外装も凄く綺麗だったので、当然ながら「買いかも」スイッチがオンになってしまいました
ジャンク扱いなので相場よりは安い様ですし…
んが、ハッキリいって置き場所が無いからデカイSY77はあり得んだろうと冷静になり一旦諦めたんですが…
1週間後に結局誘惑に負けて家にお持ち帰りすることになりました
(→だから置く場所が無いってば…自分で言うのも何だけど、後悔は先に立っている)
で、何はともあれ恒例の分解作業

筐体がデカイだけのことはあり、中身はかなり部品ぎっしり感が強いデスね。
問題のフロッピードライブを外してみると、ゴムベルトが千切れてプーリーにネットリと貼り付いていました。
アルコールで洗浄してもなかなか取りきれず、ドライバーで削り取りながら洗浄を繰り返し、かなりな時間を要しました。
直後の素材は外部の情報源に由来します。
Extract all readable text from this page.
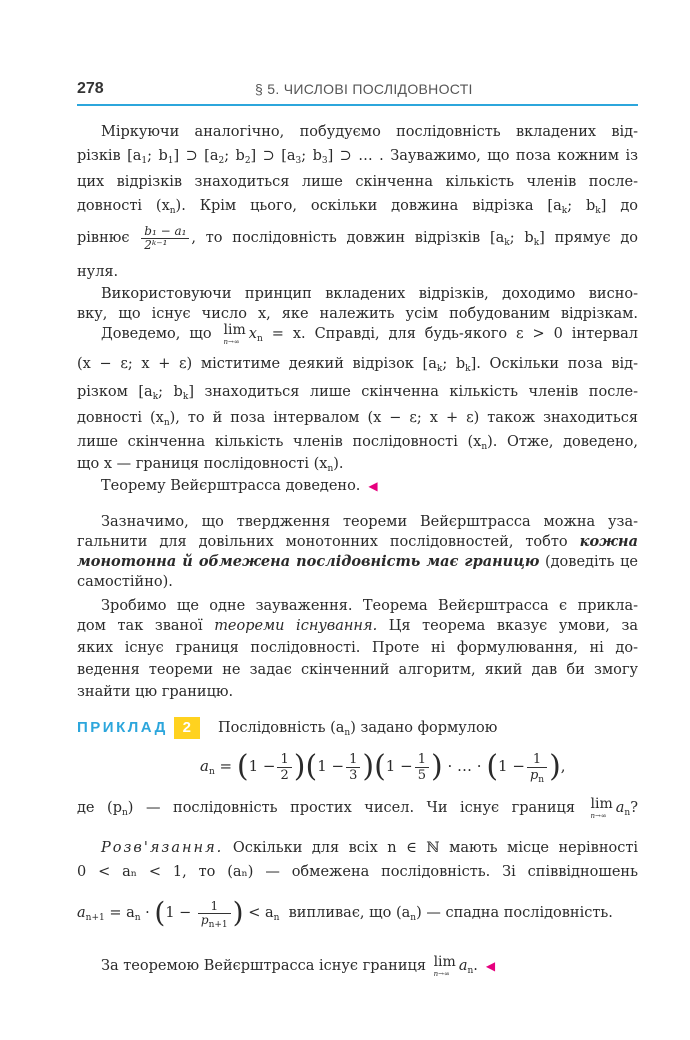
278	§ 5. ЧИСЛОВІ ПОСЛІДОВНОСТІ
Міркуючи аналогічно, побудуємо послідовність вкладених від-
різків [$a_1$; $b_1$] ⊃ [$a_2$; $b_2$] ⊃ [$a_3$; $b_3$] ⊃ … . Зауважимо, що поза кожним із
цих відрізків знаходиться лише скінченна кількість членів после-
довності $(x_n)$. Крім цього, оскільки довжина відрізка [$a_k$; $b_k$] до
рівнює $\frac{\text{b₁ − a₁}}{\text{2ᵏ⁻¹}}$ , то послідовність довжин відрізків [$a_k$; $b_k$] прямує до
нуля.
Використовуючи принцип вкладених відрізків, доходимо висно-
вку, що існує число x, яке належить усім побудованим відрізкам.
Доведемо, що lim
n→∞ $x_n = x$. Справді, для будь-якого ε > 0 інтервал
(x − ε; x + ε) міститиме деякий відрізок [$a_k$; $b_k$]. Оскільки поза від-
різком [$a_k$; $b_k$] знаходиться лише скінченна кількість членів после-
довності $(x_n)$, то й поза інтервалом (x − ε; x + ε) також знаходиться
лише скінченна кількість членів послідовності $(x_n)$. Отже, доведено,
що x — границя послідовності $(x_n)$.
Теорему Вейєрштрасса доведено. ◀
Зазначимо, що твердження теореми Вейєрштрасса можна уза-
гальнити для довільних монотонних послідовностей, тобто кожна
монотонна й обмежена послідовність має границю (доведіть це
самостійно).
Зробимо ще одне зауваження. Теорема Вейєрштрасса є прикла-
дом так званої теореми існування. Ця теорема вказує умови, за
яких існує границя послідовності. Проте ні формулювання, ні до-
ведення теореми не задає скінченний алгоритм, який дав би змогу
знайти цю границю.
ПРИКЛАД 2	Послідовність $(a_n)$ задано формулою
$a_n = (1 - \frac{1}{2} )(1 - \frac{1}{3} )(1 - \frac{1}{5}$ ) · … · ($1 - \frac{1}{p_n}$ ),
де $(p_n)$ — послідовність простих чисел. Чи існує границя lim
n→∞ $a_n$?
Розв'язання. Оскільки для всіх n ∈ ℕ мають місце нерівності
0 < aₙ < 1, то (aₙ) — обмежена послідовність. Зі співвідношень
$a_{n+1} = a_n \cdot (1 - \frac{1}{p_{n+1}}$ ) < $a_n$ випливає, що $(a_n)$ — спадна послідовність.
За теоремою Вейєрштрасса існує границя lim
n→∞ $a_n$. ◀
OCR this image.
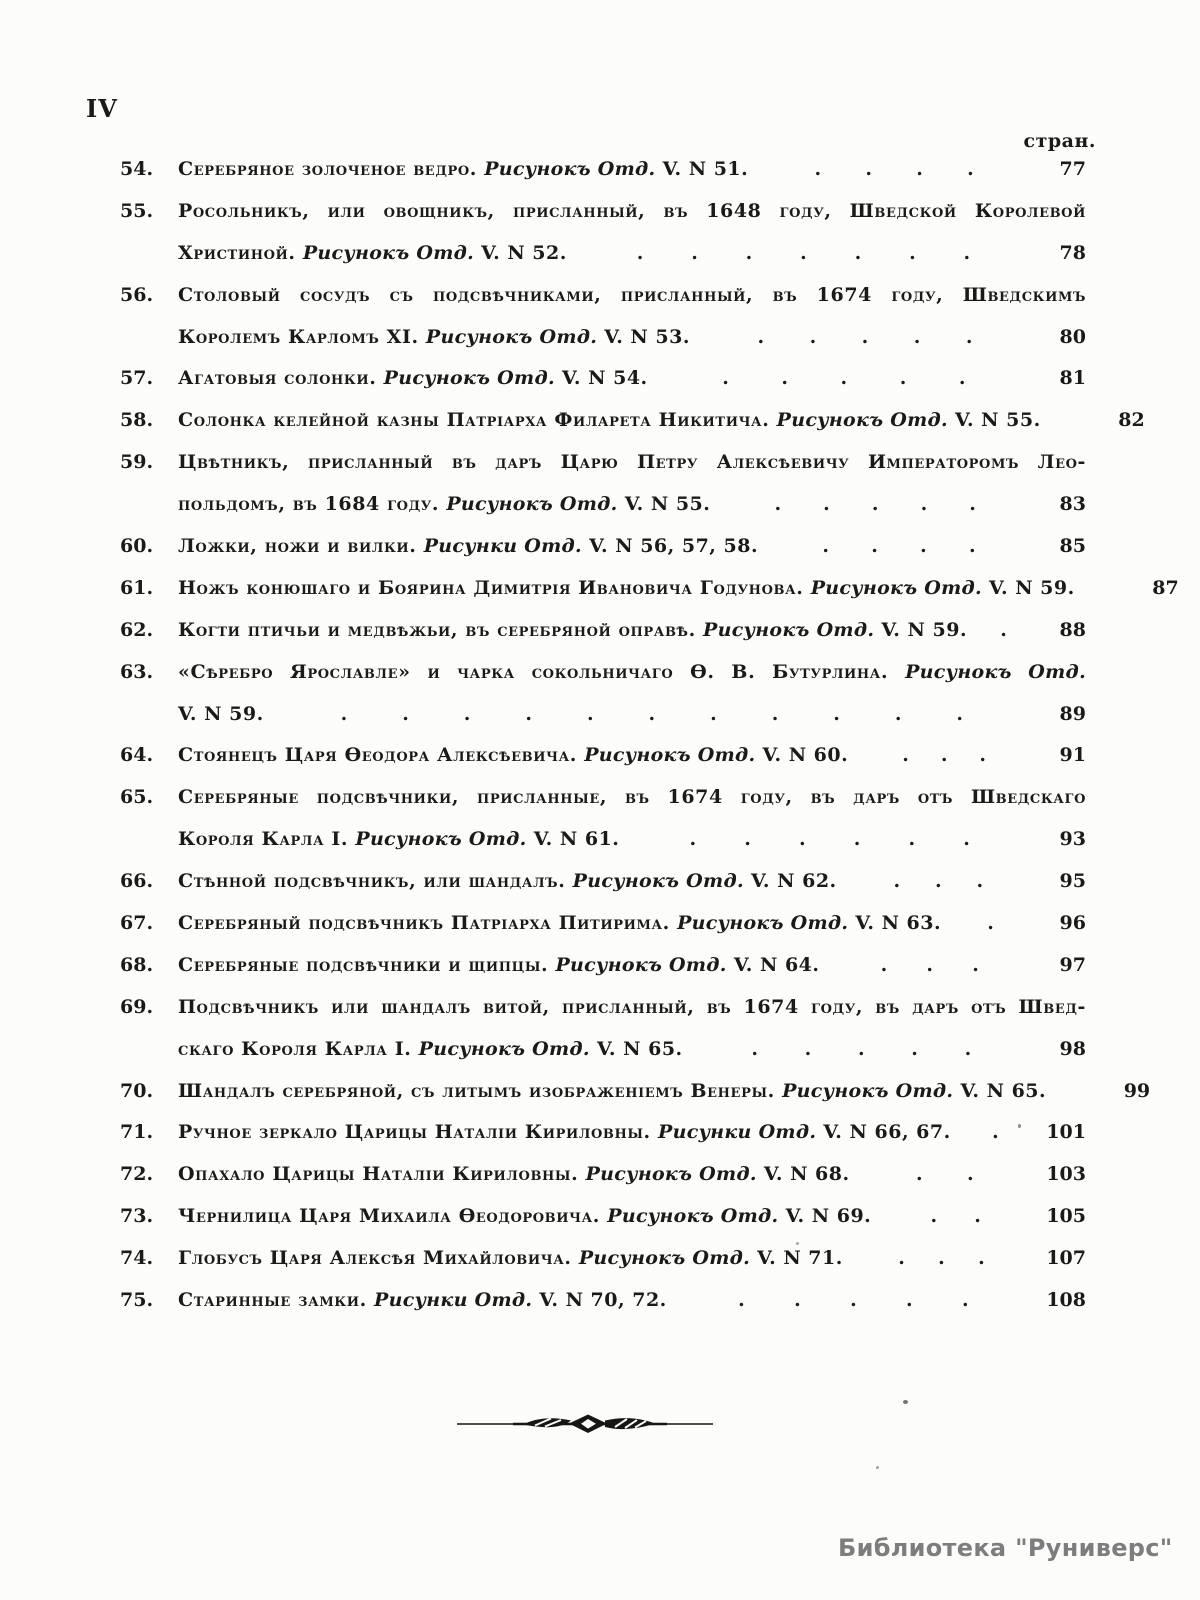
IV
стран.
54.	Серебряное золоченое ведро. Рисунокъ Отд. V. N 51.	. . . .	77
55.	Росольникъ, или овощникъ, присланный, въ 1648 году, Шведской Королевой
Христиной. Рисунокъ Отд. V. N 52.	.	.	.	.	.	.	.	78
56.	Столовый сосудъ съ подсвѣчниками, присланный, въ 1674 году, Шведскимъ
Королемъ Карломъ XI. Рисунокъ Отд. V. N 53.	. . . . .	80
57.	Агатовыя солонки. Рисунокъ Отд. V. N 54.	.	.	.	.	.	81
58.	Солонка келейной казны Патріарха Филарета Никитича. Рисунокъ Отд. V. N 55.	82
59.	Цвѣтникъ, присланный въ даръ Царю Петру Алексѣевичу Императоромъ Лео-
польдомъ, въ 1684 году. Рисунокъ Отд. V. N 55.	. . . . .	83
60.	Ложки, ножи и вилки. Рисунки Отд. V. N 56, 57, 58.	. . . .	85
61.	Ножъ конюшаго и Боярина Димитрія Ивановича Годунова. Рисунокъ Отд. V. N 59.	87
62.	Когти птичьи и медвѣжьи, въ серебряной оправѣ. Рисунокъ Отд. V. N 59. .	88
63.	«Сѣребро Ярославле» и чарка сокольничаго Ѳ. В. Бутурлина. Рисунокъ Отд.
V. N 59.	.	.	.	.	.	.	.	.	.	.	.	89
64.	Стоянецъ Царя Ѳеодора Алексѣевича. Рисунокъ Отд. V. N 60.	. . .	91
65.	Серебряные подсвѣчники, присланные, въ 1674 году, въ даръ отъ Шведскаго
Короля Карла I. Рисунокъ Отд. V. N 61.	.	.	.	.	.	.	93
66.	Стѣнной подсвѣчникъ, или шандалъ. Рисунокъ Отд. V. N 62.	. . .	95
67.	Серебряный подсвѣчникъ Патріарха Питирима. Рисунокъ Отд. V. N 63. .	96
68.	Серебряные подсвѣчники и щипцы. Рисунокъ Отд. V. N 64.	. . .	97
69.	Подсвѣчникъ или шандалъ витой, присланный, въ 1674 году, въ даръ отъ Швед-
скаго Короля Карла I. Рисунокъ Отд. V. N 65.	. . . . .	98
70.	Шандалъ серебряной, съ литымъ изображеніемъ Венеры. Рисунокъ Отд. V. N 65.	99
71.	Ручное зеркало Царицы Наталіи Кириловны. Рисунки Отд. V. N 66, 67. .	101
72.	Опахало Царицы Наталіи Кириловны. Рисунокъ Отд. V. N 68.	. .	103
73.	Чернилица Царя Михаила Ѳеодоровича. Рисунокъ Отд. V. N 69.	. .	105
74.	Глобусъ Царя Алексѣя Михайловича. Рисунокъ Отд. V. N 71.	. . .	107
75.	Старинные замки. Рисунки Отд. V. N 70, 72.	.	.	.	.	.	108
Библиотека "Руниверс"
ベルトは以前QY300の修理の際に予備で購入したものがあったので、サイズが若干小さかったけど無理矢理伸ばして嵌めてみたら、とりあえず何とかスムーズには回りそうでした。
実際にフォーマットを実行してみると、問題なく動作しているようです。

たまたま持っていた手持ちのV50用のフロッピーを挿入してみたら、シーケンスデータのファイル名が表示されました。でもロード自体は最後の最後で失敗してしまいます。


あわよくばシーケンスデータだけでも復活させられないかと思ったんですがダメでした。
それにしても、平成元年登場なのでもう25年経っているんですね~
先日、モリコロパークでサツキとメイの家を見学に行ってきたのだけど、そこでのガイドの説明で、となりのトトロは25年前公開の作品だと言っていました。
四半世紀前のモノでも、良いものはいつまで経っても良いデスよね。
チョットくらいダメなところがあっても、それを上回る魅力があれば時間が経っていても全然問題ないって事に気付かされました。